Virtually overnight, as the economic recession spread across the globe from Asia and Europe to the U.S. and even Russia, global stock indexes took a serious nosedive. Instantly, as the economic downturn spread into the U.S. and Europe, global financial markets swung dramatically to a risk off position, with global stock exchanges experiencing major violent sell-offs, steep price reductions and even surrendering multi year support levels for equities in most potential for a downwards trend in U.S. and European stock indexes. While, on a macro level, this is good news for investors who have been riding the wave of a prolonged global economic slowdown that has been building since late 2021, on a micro level the moves are unnerving for individual traders.

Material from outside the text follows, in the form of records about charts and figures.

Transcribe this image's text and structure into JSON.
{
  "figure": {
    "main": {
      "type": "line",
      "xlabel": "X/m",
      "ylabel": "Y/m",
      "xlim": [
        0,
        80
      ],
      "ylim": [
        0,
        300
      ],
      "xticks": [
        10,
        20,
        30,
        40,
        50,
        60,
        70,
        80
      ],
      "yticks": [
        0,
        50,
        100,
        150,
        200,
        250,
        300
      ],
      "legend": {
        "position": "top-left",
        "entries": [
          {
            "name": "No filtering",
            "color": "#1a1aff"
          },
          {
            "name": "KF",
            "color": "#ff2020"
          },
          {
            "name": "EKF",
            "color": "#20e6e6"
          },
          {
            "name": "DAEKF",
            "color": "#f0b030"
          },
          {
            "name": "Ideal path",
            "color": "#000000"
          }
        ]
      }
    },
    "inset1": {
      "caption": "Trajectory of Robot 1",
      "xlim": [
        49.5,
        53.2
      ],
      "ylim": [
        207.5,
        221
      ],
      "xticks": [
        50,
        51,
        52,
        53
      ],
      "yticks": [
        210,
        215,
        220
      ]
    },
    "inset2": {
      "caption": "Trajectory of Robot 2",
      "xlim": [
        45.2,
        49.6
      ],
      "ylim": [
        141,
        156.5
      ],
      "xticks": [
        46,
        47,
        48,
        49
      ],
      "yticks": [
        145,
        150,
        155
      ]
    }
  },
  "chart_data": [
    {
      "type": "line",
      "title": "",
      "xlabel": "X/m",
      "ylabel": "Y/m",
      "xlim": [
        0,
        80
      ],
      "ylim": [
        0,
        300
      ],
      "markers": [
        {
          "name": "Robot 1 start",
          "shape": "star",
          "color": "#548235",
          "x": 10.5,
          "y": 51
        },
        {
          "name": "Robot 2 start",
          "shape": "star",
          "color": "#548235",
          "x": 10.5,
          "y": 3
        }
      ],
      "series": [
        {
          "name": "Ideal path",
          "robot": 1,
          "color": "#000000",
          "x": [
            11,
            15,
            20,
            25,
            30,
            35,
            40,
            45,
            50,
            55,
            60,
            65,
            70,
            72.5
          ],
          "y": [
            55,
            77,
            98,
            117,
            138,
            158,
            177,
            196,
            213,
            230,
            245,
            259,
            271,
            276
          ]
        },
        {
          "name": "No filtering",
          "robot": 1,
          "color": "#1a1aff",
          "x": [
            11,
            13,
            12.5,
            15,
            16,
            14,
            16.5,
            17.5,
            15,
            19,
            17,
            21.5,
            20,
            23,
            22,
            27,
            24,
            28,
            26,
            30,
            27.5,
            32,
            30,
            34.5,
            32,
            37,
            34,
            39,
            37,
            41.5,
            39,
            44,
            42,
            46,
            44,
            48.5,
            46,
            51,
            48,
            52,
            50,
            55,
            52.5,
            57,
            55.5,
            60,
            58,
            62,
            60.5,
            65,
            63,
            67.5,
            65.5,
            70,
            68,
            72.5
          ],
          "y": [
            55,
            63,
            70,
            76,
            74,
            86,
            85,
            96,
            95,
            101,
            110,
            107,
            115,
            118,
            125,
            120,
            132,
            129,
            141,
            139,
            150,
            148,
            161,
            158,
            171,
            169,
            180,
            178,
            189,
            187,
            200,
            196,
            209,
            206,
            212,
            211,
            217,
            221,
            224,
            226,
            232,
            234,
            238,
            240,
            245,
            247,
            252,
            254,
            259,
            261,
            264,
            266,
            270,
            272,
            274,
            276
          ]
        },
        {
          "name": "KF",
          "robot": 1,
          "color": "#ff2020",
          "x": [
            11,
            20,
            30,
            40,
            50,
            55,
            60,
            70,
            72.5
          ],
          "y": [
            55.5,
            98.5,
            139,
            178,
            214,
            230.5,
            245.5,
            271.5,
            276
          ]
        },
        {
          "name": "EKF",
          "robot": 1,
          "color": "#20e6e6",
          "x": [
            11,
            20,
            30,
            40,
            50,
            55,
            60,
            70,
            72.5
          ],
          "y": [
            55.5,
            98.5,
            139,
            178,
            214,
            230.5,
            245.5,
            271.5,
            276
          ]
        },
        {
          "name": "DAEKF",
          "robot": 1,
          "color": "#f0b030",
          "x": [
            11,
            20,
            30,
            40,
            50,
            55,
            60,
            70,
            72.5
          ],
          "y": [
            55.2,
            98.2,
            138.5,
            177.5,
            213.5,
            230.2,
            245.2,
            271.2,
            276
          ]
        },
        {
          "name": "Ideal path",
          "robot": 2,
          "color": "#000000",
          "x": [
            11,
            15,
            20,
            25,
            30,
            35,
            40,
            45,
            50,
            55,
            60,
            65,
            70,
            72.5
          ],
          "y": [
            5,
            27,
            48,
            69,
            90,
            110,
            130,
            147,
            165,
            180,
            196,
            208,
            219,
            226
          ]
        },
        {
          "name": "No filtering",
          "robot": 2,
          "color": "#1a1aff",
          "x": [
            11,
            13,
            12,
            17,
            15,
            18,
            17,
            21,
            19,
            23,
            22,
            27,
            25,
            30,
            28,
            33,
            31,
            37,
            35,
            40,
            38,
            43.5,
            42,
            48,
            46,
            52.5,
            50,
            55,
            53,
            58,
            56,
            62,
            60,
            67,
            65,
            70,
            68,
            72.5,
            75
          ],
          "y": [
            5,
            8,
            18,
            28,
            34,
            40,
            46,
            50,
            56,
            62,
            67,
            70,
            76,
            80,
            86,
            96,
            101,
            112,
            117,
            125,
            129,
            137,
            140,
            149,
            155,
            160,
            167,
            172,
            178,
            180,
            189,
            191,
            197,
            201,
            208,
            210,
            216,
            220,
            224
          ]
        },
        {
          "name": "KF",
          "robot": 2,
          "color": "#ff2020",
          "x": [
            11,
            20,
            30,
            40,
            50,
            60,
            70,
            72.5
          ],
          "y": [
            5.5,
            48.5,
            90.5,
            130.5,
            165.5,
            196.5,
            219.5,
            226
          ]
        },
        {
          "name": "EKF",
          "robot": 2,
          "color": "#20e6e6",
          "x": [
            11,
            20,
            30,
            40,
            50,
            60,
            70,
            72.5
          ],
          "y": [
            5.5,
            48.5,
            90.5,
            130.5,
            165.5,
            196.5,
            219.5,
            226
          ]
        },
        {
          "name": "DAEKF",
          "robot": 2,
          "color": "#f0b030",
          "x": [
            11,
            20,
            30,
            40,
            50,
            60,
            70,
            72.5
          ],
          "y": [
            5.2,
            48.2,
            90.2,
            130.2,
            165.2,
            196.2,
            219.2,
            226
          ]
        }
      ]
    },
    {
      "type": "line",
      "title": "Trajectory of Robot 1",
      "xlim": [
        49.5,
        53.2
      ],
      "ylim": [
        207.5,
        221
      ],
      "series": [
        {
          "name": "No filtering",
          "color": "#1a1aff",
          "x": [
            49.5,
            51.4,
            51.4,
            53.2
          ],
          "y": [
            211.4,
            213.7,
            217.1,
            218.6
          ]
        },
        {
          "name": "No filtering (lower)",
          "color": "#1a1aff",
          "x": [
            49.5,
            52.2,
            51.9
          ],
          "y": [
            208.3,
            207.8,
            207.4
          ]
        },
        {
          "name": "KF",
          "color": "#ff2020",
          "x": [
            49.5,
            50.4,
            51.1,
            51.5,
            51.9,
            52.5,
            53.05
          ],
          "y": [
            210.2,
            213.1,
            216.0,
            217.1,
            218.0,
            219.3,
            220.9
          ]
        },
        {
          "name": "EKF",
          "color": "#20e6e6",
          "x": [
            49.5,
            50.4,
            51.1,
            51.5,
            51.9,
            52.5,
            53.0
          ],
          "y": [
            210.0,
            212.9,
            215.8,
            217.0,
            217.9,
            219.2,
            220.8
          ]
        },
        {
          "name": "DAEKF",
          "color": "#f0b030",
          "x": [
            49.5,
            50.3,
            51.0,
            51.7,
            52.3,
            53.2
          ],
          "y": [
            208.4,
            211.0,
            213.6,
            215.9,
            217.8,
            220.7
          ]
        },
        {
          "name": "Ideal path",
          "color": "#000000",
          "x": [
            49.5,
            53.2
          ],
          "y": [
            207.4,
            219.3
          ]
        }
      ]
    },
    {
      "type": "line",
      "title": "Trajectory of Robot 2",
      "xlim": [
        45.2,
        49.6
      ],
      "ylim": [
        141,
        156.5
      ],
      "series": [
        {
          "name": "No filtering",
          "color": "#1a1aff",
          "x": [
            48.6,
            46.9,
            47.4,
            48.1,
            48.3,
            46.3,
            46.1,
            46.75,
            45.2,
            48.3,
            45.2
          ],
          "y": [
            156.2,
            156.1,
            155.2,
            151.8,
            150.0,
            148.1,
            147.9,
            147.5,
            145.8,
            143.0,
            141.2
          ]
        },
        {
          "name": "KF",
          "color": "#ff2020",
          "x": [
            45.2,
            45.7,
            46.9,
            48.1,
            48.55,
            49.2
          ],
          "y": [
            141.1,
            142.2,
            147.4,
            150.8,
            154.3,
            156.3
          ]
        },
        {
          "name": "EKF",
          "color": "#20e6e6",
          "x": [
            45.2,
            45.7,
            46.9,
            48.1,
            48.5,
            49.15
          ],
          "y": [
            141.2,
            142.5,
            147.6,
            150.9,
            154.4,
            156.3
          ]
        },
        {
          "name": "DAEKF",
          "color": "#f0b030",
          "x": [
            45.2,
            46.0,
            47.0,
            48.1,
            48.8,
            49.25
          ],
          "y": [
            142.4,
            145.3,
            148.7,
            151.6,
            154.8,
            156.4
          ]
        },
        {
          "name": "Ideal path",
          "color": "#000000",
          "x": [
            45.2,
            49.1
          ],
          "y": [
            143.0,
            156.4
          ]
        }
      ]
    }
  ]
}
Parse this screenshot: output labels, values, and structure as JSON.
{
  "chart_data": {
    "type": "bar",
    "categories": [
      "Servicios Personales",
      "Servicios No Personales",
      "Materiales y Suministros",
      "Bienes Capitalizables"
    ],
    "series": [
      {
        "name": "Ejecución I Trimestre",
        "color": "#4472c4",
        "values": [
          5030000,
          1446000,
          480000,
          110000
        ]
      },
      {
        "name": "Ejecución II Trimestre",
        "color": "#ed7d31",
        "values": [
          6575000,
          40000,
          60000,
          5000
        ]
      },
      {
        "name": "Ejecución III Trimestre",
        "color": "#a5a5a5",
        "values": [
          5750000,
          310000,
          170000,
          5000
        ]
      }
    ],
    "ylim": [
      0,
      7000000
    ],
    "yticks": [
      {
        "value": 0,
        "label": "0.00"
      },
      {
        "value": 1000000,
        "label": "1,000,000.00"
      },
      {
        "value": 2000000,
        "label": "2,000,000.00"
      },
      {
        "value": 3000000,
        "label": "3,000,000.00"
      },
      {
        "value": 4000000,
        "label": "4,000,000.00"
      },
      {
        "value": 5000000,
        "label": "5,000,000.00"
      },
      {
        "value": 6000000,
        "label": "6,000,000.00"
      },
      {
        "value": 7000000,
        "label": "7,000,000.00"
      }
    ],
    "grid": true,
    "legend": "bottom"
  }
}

In particular, this trend is particularly unnerving for those who have been gaining global equity exposure over the past several years through either fundamental or technical moves or movements in stock indices.
One of the first indicators that we began to see across global stock indexes was the “dead cat bounce” – when momentum increased suddenly in early April and quickly accelerated away from that momentum, ultimately culminating in a sudden, sharp drop. This happened to be the first time that we had seen this type of quick reversal in a large reversal trend (such as the move from the October 2021 lows to the June 2021 highs). Typically, most market reversals take a long time to develop and gain meaningful momentum (which can take six months or more) before reversing themselves completely. With the global financial crisis happening in such a short period of time, it was incredibly difficult to accurately gauge how far the markets would fall before they reversed again (with the data being extremely thin for the U.S. and Europe). While it was still relatively early in the day, the global markets were in freefall – and it was only a matter of minutes before the momentum of the late April swing reversed once again.
As we moved into May and looked at the global stock indexes, we began to see some signs that the momentum of the late April low had tapered off. In addition, we began to see signs of price divergence across stock indices. As with the global financial crisis, the early months of the year typically offer the best trading conditions. The first two weeks of May typically offer the best retracement levels (as prices near the moving averages), which means that traders can take advantage of the best potentials for price divergence.
Now, let’s take a look at what can happen in a normal market in terms of market retracement and divergence. Assuming that the markets continue to operate in accordance with fundamentals, a strong case can be made that the late spring/early summer market should experience a number of bear markets before there is a return to uptrend continuation. This would likely occur just prior to the second half of the year (which is generally considered to be the ideal time to enter the market and obtain optimal profit levels). However, it’s not impossible that the late spring/early summer could experience a number of consecutive bear markets before a reversal in the market occurs. This would be the perfect time to purchase if you are expecting a sustained period of gains.
During our study of global stock indexes, we found that there tends to be a high degree of correlation between equity markets and the United States Federal Reserve. Correlation is the tendency for one market to tend to move strongly with another. Because the United States Federal Reserve is so directly associated with the health of the economy, it is often used as a proxy for other economic indicators, such as unemployment rates, consumer sentiment, and general business conditions. Unfortunately, correlation doesn’t prove causation; however, it does show a significant relationship between these indicators. In this sense, correlations between equity markets and the Fed may reveal an underlying trend for future performance.
In terms of price/correction, the late spring and early summer are potentially a strong replacement opportunity. If the United States Federal Reserve raises interest rates, global stock indexes will likely experience a surge. Similarly, if the Fed is expected to reduce interest rates, the markets may contract. It’s important to remember, though, that although central bank interventions can help a market out of recession, they can also cause substantial long term damage.
Our economic recovery study found that there is a low to medium level of correlation between major global stock averages and two of the most important economic indicators, inflation and unemployment. With this information in hand, it’s possible that the U.S. Federal Reserve may move to raise interest rates before its planned schedule in the 2021 calendar year. If so, stock indexes will begin to retrace the path of the Fed’s planned actions. Moreover, the tightening cycle will likely continue into the second half of the decade, extending the damage of the recession even further.
Are investors concerned about a U.S. Federal Reserve rate increase before it even begins to take effect? Historically, it has taken the third quarter of a calendar year for the Federal Reserve to hike interest rates. If it takes place during the second half of this year, that means that it will be much harder for investors to react quickly to the Fed’s move and take advantage of the negative impact of the hike. On a positive note, the two factors that we consider most bullish on the outlook for the markets are unemployment and inflation. The weak job market has forced many companies to lay-off their workforce. Consequently, global stock averages are showing signs of strength due to lower unemployment figures, a slower economy and higher consumer confidence.